Since the surprise resignation of Japanese Prime Minister Yoshihide Suga earlier this year, the ruling LDP party has been thrown into a leadership election that will ultimately choose the next prime minister. This election has the potential to be a political inflection point for Japan—and the LDP—and will ultimately show whether recent political developments will continue to transform Japanese politics or if policy inertia and factional politics within the LDP will stall digitization efforts and hamper the development of Japan’s newly established Digital Agency.
Established during the COVID-19 pandemic to help solve Japan’s struggles on 31 different policy issues including electronic medical records, virtual learning environments, relief payments, and now vaccine tracking efforts, the appointment of Digital Agency head will be an important role to fill when the LDP chooses its next leader on September 29.
It is very difficult to predict who will win in the election. However, at this moment, among the four candidates in the bid for leadership, Mr. Kono Taro’s experience in driving administrative reforms, local governments, and “e-government” makes him the prime candidate to lead Japan and accelerate the country’s digitization efforts. Installing the Digital Agency alone is not going to solve Japan’s digitalization woes. There must be a strong leadership to back the Digital Agency and support the enactment of policies across Japan’s complex and stove-piped bureaucracy.
At present, the Digital Agency does not hold the authority to direct other ministries on how to conduct their digital policies, which could lead to implementation challenges. Full-scale structural reforms, including deregulation and flattening the Japanese government hierarchical structure is critical. Take the education sector as an example. Implementing changes at the Ministry of Education itself will be difficult due to the complex teachers’ licensing process and varying preferences among local and prefectural governments. Therefore, if other candidates with less experience in introducing reforms becomes the new Prime Minister, they may not lend the level of experience needed to help the Digital Agency live up to its potential.
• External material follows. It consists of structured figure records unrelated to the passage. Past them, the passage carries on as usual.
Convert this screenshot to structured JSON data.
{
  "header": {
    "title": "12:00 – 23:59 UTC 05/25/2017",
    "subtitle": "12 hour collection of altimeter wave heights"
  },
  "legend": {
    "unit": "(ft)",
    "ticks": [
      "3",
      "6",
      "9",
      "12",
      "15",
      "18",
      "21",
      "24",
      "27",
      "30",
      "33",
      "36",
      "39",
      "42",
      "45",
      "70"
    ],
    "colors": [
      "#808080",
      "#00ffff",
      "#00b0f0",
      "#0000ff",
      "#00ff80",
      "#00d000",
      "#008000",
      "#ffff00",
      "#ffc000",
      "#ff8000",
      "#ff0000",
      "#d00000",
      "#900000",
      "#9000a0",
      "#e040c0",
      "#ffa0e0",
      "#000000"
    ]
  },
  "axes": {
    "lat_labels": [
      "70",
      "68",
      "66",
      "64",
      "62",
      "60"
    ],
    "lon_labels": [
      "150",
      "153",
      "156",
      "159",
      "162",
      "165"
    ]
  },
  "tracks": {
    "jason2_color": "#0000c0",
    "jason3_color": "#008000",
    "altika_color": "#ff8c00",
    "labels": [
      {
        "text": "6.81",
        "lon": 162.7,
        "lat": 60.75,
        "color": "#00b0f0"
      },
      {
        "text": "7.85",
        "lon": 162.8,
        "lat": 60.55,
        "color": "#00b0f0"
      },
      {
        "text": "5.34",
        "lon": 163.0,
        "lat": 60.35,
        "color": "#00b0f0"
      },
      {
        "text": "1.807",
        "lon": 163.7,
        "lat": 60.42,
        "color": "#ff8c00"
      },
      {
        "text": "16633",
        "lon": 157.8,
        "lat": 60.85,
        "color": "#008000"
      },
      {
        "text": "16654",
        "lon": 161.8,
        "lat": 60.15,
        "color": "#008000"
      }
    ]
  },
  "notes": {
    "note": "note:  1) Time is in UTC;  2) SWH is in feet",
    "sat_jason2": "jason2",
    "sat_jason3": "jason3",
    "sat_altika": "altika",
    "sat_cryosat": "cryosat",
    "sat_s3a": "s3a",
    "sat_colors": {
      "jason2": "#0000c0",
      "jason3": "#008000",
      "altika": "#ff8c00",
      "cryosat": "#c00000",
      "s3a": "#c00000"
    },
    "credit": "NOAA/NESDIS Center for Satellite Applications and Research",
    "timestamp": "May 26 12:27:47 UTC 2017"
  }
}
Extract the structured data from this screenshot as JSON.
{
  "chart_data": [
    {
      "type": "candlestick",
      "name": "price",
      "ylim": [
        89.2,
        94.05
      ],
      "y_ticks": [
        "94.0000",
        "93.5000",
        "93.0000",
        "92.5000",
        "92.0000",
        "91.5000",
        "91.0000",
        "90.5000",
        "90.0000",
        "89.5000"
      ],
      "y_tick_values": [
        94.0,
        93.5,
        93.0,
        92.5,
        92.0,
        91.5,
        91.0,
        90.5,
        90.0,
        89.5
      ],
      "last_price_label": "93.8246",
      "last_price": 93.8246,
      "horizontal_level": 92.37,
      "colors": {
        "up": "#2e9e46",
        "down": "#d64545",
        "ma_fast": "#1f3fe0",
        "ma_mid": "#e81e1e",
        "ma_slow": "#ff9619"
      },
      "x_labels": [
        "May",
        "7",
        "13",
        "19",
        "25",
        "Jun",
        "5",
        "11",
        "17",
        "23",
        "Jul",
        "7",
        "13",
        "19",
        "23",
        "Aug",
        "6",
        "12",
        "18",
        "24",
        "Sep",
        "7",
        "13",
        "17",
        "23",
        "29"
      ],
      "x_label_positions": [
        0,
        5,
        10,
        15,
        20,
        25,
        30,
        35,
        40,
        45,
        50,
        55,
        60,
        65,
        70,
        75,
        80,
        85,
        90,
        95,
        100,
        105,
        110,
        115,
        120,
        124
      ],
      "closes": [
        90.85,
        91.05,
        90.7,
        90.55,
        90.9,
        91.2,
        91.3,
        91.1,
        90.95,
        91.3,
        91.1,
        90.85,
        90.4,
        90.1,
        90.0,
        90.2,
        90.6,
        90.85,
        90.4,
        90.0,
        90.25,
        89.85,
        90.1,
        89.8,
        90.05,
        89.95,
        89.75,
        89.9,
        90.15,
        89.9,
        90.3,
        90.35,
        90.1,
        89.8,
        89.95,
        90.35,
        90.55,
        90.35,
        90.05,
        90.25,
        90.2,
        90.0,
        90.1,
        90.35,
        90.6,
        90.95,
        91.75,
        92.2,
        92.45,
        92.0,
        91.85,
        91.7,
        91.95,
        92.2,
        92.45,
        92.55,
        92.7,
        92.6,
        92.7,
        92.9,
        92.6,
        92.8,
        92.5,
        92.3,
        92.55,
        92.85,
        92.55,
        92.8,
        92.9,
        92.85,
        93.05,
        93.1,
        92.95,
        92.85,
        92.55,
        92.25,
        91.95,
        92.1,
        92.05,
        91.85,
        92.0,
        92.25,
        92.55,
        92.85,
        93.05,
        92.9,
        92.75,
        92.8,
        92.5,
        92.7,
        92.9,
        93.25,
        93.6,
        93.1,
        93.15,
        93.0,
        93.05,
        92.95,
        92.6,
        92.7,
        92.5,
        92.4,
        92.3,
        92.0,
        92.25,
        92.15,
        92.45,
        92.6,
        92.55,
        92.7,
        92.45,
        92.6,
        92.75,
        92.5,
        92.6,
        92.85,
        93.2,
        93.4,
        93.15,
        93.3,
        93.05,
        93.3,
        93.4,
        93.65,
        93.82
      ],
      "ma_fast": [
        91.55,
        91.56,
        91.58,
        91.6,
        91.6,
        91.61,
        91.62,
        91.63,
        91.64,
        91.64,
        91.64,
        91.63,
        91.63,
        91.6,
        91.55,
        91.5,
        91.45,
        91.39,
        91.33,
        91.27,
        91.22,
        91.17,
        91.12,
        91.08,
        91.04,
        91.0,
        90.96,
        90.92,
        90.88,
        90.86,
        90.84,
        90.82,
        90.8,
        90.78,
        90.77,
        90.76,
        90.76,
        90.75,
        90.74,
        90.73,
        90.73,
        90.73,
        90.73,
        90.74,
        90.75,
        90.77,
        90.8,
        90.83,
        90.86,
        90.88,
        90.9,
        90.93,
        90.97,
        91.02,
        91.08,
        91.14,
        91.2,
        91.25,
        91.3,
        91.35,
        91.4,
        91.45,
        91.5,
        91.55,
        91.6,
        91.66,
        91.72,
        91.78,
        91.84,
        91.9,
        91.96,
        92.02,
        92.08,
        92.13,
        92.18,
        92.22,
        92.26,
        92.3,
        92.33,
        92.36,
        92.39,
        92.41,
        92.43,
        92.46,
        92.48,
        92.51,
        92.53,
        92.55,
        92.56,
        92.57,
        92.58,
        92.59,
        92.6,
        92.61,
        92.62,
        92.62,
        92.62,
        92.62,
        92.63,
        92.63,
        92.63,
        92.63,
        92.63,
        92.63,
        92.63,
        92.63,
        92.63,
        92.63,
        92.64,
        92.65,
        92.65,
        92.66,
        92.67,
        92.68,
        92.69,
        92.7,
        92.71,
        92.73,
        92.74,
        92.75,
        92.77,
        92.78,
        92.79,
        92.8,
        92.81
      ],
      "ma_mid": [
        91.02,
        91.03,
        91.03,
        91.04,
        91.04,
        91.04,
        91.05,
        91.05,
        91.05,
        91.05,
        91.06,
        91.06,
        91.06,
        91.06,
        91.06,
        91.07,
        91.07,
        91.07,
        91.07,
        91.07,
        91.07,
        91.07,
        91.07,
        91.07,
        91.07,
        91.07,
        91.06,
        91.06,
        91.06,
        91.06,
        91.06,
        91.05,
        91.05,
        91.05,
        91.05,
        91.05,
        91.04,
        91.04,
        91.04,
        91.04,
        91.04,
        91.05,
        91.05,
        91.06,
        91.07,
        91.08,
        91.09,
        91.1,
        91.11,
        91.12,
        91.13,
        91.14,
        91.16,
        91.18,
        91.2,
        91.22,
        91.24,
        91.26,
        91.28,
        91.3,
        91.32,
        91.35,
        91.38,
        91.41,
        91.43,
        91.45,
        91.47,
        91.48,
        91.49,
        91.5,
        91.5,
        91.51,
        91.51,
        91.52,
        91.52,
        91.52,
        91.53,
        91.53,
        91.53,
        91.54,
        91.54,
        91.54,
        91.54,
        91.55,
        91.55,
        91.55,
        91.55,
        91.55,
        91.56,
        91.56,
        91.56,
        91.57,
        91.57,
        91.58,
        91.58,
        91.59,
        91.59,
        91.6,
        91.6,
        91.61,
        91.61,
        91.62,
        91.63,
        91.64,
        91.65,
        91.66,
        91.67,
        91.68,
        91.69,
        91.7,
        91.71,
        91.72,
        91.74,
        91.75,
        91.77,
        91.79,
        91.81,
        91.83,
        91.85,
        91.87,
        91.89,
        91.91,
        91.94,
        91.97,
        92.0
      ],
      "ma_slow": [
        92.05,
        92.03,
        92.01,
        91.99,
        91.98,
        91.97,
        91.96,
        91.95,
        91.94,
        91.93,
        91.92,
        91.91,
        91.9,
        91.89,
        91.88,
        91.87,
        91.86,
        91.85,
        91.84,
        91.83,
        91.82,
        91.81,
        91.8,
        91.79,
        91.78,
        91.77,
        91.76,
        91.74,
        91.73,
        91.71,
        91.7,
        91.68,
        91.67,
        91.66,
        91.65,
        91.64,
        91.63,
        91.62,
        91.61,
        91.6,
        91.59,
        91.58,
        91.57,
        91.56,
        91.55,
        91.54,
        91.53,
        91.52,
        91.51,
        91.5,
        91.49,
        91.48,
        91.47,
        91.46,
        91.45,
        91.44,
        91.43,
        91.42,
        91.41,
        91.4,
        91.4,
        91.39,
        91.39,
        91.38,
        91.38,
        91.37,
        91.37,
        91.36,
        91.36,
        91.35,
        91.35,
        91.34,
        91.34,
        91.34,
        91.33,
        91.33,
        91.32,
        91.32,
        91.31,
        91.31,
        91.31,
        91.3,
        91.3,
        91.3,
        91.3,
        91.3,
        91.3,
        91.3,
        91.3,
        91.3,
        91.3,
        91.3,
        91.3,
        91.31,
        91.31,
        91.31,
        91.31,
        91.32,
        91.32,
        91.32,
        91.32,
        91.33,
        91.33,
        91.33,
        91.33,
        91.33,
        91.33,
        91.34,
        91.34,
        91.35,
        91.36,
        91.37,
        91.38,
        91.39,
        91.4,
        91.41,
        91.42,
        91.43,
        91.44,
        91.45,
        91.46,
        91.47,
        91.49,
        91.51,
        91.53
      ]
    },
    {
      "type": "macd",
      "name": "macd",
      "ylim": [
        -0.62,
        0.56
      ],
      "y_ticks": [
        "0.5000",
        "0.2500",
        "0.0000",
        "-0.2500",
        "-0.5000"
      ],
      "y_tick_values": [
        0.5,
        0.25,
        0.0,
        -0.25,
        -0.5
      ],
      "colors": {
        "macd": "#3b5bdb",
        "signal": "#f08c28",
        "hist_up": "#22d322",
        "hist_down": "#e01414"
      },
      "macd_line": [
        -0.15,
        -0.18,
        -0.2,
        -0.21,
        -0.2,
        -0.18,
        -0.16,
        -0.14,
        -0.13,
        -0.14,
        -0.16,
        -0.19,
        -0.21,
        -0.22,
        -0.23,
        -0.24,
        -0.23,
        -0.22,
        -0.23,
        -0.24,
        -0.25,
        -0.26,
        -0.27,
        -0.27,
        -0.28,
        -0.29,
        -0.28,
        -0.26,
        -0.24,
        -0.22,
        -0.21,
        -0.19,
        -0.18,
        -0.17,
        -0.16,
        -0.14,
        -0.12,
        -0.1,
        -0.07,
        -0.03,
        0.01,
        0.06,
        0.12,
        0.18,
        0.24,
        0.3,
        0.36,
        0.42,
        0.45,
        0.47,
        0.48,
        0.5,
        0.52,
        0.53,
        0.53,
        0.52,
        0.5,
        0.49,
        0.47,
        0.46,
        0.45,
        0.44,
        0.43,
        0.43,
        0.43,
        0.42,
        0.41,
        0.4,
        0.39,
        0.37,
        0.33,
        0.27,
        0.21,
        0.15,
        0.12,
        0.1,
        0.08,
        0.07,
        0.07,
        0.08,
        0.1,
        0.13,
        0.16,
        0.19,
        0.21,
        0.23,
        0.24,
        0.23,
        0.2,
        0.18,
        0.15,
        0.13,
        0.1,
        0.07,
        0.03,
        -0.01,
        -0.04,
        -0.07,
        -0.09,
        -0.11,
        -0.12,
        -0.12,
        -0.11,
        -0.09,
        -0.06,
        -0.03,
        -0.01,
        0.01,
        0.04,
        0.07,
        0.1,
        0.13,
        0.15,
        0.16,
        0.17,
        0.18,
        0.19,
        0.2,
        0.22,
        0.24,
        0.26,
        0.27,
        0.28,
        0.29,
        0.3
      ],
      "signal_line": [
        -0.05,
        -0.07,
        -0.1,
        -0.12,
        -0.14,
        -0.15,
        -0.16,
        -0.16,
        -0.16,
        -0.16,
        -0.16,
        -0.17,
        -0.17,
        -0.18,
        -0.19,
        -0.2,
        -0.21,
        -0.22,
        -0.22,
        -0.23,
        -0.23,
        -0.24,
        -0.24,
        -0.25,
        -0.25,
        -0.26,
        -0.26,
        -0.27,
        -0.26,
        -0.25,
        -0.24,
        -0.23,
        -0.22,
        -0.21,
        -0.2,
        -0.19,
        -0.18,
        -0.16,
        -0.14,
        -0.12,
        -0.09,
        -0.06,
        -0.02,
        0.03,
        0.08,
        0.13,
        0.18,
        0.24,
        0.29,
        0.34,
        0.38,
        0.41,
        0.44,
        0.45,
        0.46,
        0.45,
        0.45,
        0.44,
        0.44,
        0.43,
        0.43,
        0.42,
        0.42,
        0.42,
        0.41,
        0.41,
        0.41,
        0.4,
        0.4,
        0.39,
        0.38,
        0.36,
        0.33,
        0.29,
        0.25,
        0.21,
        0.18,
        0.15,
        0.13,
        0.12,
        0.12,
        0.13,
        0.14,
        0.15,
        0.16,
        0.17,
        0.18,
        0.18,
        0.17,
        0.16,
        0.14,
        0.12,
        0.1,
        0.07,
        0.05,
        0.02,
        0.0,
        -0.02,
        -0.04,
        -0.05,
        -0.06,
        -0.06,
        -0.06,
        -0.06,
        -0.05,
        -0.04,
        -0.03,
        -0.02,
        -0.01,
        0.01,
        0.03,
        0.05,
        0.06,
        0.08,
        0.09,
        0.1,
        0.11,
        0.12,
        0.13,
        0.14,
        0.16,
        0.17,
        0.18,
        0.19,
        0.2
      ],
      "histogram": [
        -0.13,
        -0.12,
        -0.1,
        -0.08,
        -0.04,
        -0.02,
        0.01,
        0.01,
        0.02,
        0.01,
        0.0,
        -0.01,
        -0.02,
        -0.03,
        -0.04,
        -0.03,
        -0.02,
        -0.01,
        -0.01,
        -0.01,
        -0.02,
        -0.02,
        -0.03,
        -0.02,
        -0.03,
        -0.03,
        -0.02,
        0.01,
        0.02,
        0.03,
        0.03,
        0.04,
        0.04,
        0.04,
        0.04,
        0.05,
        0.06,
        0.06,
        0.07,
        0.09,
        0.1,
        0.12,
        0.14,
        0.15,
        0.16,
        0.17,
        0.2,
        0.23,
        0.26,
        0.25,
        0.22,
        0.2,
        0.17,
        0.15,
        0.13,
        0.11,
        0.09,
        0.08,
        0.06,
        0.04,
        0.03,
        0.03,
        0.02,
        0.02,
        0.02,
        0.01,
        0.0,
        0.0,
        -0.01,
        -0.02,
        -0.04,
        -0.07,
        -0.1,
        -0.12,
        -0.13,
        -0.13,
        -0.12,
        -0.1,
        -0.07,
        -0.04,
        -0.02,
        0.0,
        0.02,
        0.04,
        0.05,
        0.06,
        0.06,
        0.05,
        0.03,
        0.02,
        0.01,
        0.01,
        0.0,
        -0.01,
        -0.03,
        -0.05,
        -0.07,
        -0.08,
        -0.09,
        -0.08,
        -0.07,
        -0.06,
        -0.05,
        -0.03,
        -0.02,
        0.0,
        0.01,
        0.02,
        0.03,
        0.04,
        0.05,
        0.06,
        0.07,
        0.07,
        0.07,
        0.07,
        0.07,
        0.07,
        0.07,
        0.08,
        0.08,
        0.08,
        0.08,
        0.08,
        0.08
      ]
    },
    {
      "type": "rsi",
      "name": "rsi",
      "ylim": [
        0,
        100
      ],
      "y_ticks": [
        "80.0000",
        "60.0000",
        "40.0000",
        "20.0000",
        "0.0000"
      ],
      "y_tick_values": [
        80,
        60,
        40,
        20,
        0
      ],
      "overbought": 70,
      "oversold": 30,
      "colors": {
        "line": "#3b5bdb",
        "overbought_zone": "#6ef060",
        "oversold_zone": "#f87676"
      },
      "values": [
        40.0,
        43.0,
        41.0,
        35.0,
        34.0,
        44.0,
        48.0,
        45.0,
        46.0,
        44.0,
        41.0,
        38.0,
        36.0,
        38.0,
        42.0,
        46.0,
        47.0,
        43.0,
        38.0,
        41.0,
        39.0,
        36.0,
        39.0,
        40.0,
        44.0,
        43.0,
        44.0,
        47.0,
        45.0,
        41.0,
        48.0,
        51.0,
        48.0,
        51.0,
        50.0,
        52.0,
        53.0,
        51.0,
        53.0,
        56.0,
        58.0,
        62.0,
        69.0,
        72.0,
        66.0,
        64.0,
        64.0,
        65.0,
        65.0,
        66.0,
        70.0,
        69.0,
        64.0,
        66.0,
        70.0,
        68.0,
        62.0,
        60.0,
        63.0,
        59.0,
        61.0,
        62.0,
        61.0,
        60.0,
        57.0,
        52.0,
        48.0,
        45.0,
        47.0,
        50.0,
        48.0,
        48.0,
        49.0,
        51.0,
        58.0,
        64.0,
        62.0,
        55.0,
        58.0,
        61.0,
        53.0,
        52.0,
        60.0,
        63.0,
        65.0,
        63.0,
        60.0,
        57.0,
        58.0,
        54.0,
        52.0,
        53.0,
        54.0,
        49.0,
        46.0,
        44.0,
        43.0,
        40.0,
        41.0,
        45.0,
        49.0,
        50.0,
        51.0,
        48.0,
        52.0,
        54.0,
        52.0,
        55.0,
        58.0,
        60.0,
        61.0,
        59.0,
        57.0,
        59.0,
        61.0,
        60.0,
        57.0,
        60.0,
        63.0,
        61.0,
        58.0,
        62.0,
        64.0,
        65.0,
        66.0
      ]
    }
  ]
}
Besides the issue of leadership, the Digital Agency may also face the challenge of a lack of digital talents, especially in the public sector. The Digital Agency has implemented an innovative policy to bring in 100 private sector professionals into the Digital Agency to address this human capital deficit and potentially innovate policy solutions. However, these new hires may face resistance from the 400 government workers who will populate the rest of the agency. The new government must also act to ensure the Digital Agency can retain the best digital talents so that the Digital Agency does not fall short on human resources while implementing their policy objectives.
Former Prime Minister Abe famously called for Data Free Flow with Trust in his efforts to make Japan a world leader on digital policy and digital trade, and the new Prime Minister, and Digital Agency, must be up to this challenge as well. Mr. Kono’s experience as in the defense and foreign affairs ministries makes him the best candidate to assert Japan’s leadership on the world stage. To spearhead the interests of Japan’s digital economy, Japan must continue to engage global leaders on digital issues, including digital trade, cybersecurity, and emerging technologies. Building on Abe’s Data Free Flow with Trust, Japan must continue to work with like-minded countries and push for greater cooperation and trade.
At the end of the day, the next Japanese Prime Minister will ultimately have the final say in matters relative to the Digital Agency and all of Japan’s digitalization efforts, especially on key issues such as 5G deployment, rural connectivity, privacy, and questions such as potential carbon taxing schemes. Domestically, the Prime Minister will face challenges in pushing for digitalization across the Japanese bureaucracy and the ongoing threats of COVID-19. On the global stage, the US’s lack of commitment in the Asia Pacific region and China’s interest in the CPTPP, may mean the new leader will have to manage the complex dynamics between these superpowers.
The next Prime Minister will play a crucial role in either accelerating or decelerating Japan’s digital progress. Hence, observers should take note of where the LDP leadership candidates stand on digital issues and tease out their plans to enable Japan to reap greater benefits from the digital economy. Being ranked 27th globally in digital competitiveness, despite Japan being an advanced and highly educated market, will only hinder the country in reaching its full potential.